Perhaps the most substantial difference is the film’s treatment of Jack’s destructive, consuming alcoholism (Reimann). The novel is immensely concerned with Jack’s struggling journey into sobriety, and much of his descent into madness is symbolic of the gripping addiction that possesses alcoholics and makes recovery as elusive as a ghost. Much of the Overlook haunting might then be read as the haunting presence of alcoholism rather than as the work of simple, spooky spirits. The film, however, barely acknowledges Jack’s alcoholism, ultimately depriving Jack’s character of the majority of his struggle and arc and resorting to blaming Jack’s behavior on a simplistic possession by ghosts. The Shiningnovel offers a tragic, honest look into the tortuous battle alcoholics wage against the drink whereas the movie strives more to be a simple psychological horror story. Admittedly, nothing is inherently wrong about that; novels arguably are a better medium to explore the inner psyches of characters compared to the visual nature of cinema. The movie, however, nevertheless ignored the potential to deepen Jack’s character and utilize the horror genre to have a meaningful exploration of the complexities of what haunts individuals. Moreover, Stephen King famously endured years of addiction before sobriety. The movie’s inability to productively address alcoholism not only betrays the novel’s original purpose, but also disrespects King’s own personal struggles and experiences.

These differences ultimately strip a meaningful story about alcoholism, survival, and family down to a hollow psychological ghost story. Countless other articles have discussed these differences (here’s one that lists some differencesand a video accomplishing the same work), but these conversations lack meaningful depth. The divergences of the film from the novel are not mere creative liberties but rather speak to a legacy of white masculine control and influence. Of course, the adaption nevertheless profoundly influenced cinema and offered popular culture plenty of references that are still heard today. After all, who hasn’t seen images of Jack Nicholson’s deranged face bursting through the bathroom door with an axe, or been acquainted with, to some degree, the ominous, sprawling opening of a tiny car being swallowed whole by the forested mountains and lurking music? The Shining undeniably influenced horror as a whole, and for that I couldn’t be more grateful—or more terrified.

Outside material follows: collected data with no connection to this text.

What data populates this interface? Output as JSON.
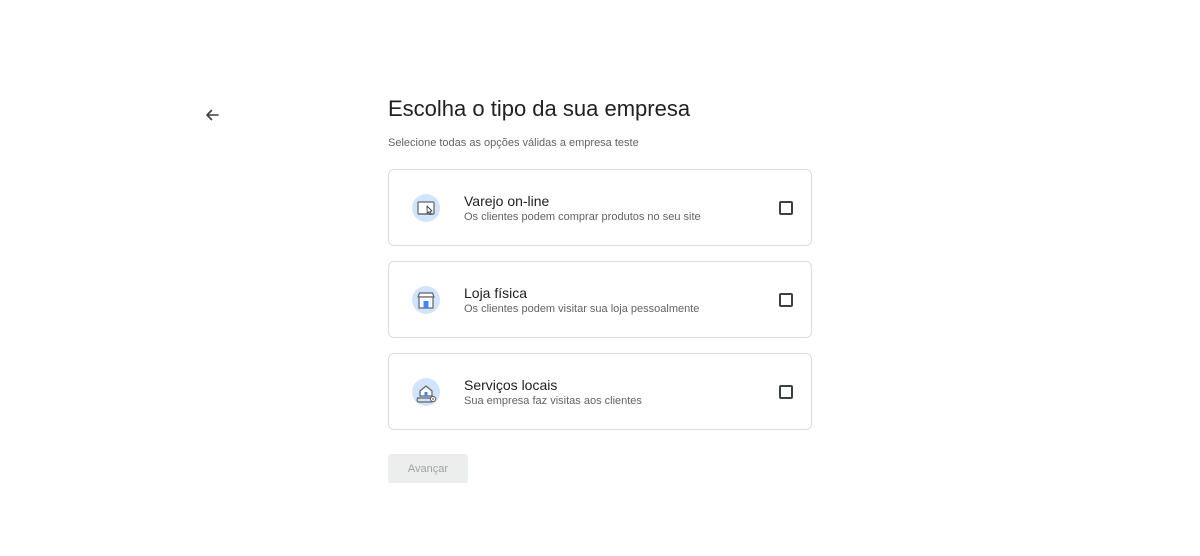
{
  "page": {
    "title": "Escolha o tipo da sua empresa",
    "subtitle": "Selecione todas as opções válidas a empresa teste"
  },
  "back": {
    "icon": "arrow-left-icon"
  },
  "options": [
    {
      "icon": "online-store-icon",
      "title": "Varejo on-line",
      "description": "Os clientes podem comprar produtos no seu site",
      "checked": false
    },
    {
      "icon": "storefront-icon",
      "title": "Loja física",
      "description": "Os clientes podem visitar sua loja pessoalmente",
      "checked": false
    },
    {
      "icon": "local-services-icon",
      "title": "Serviços locais",
      "description": "Sua empresa faz visitas aos clientes",
      "checked": false
    }
  ],
  "actions": {
    "next_label": "Avançar",
    "next_disabled": true
  },
  "colors": {
    "icon_circle": "#d2e3fc",
    "icon_accent": "#4285f4",
    "border": "#dadce0",
    "disabled_bg": "#eceded",
    "disabled_text": "#a0a3a6"
  }
}
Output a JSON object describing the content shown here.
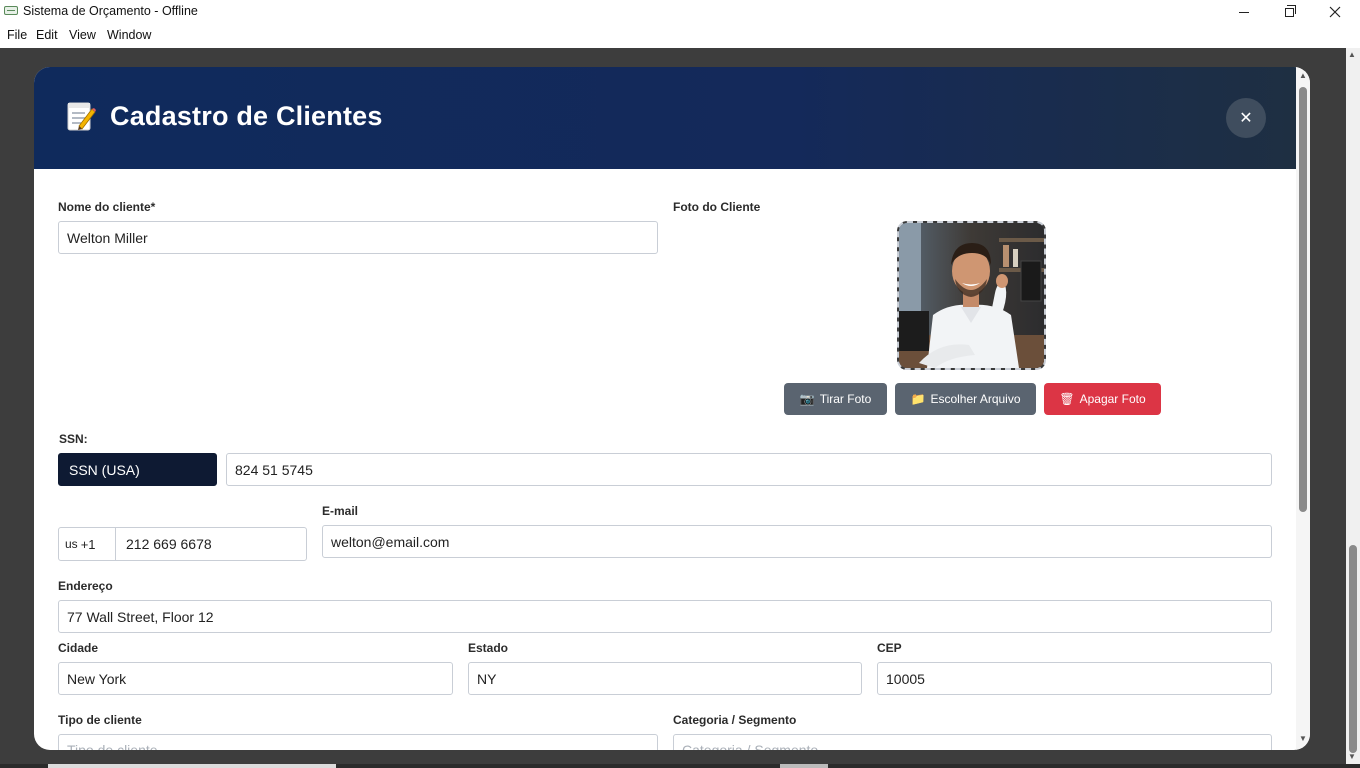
{
  "window": {
    "title": "Sistema de Orçamento - Offline"
  },
  "menu": {
    "items": [
      "File",
      "Edit",
      "View",
      "Window"
    ]
  },
  "modal": {
    "title": "Cadastro de Clientes",
    "header_icon": "memo-icon",
    "close_label": "✕",
    "colors": {
      "header_start": "#0f2a5c",
      "header_end": "#1e2f42",
      "danger": "#dc3545",
      "secondary": "#5a6470",
      "select_dark": "#0e1a33"
    }
  },
  "form": {
    "name": {
      "label": "Nome do cliente*",
      "value": "Welton Miller"
    },
    "photo": {
      "label": "Foto do Cliente",
      "buttons": {
        "take": "Tirar Foto",
        "choose": "Escolher Arquivo",
        "delete": "Apagar Foto"
      }
    },
    "ssn": {
      "label": "SSN:",
      "type_selected": "SSN (USA)",
      "value": "824 51 5745"
    },
    "phone": {
      "country_code": "us",
      "dial_code": "+1",
      "value": "212 669 6678"
    },
    "email": {
      "label": "E-mail",
      "value": "welton@email.com"
    },
    "address": {
      "label": "Endereço",
      "value": "77 Wall Street, Floor 12"
    },
    "city": {
      "label": "Cidade",
      "value": "New York"
    },
    "state": {
      "label": "Estado",
      "value": "NY"
    },
    "zip": {
      "label": "CEP",
      "value": "10005"
    },
    "client_type": {
      "label": "Tipo de cliente",
      "placeholder": "Tipo de cliente"
    },
    "category": {
      "label": "Categoria / Segmento",
      "placeholder": "Categoria / Segmento"
    }
  }
}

Flint, Hanna. “There are so many differences between Stephen King’s The Shining and Stanley Kubrick’s film.” Metro, 5 June 2015, Accessed 8 Feb. 2020.

Reimann, Tom. “The Shining Book vs. Movie: How King and Kubrick’s Versions Are Different.” Collider, 6 Nov. 2019, Accessed 8 Feb. 2020.

The Shining – Bat Scene (1080 HD)” YouTube, uploaded by Rust Cohle, 12 Sept. 2012, Accessed 8 Feb. 2020.

The Shining: 10 Big Differences Between The Book and Movie.” CinemaBlend, 5 June 2019, Accessed 8 February 2020.

The Shining – What’s the Difference?” YouTube, uploaded by CineFix, 21 May 2015, Accessed 8 Feb. 2020.

“Stephen King Just Went Off About How Much He Hates The Shining Again.” CinemaBlend, 4 Nov. 2019, Accessed 8 Feb. 2020.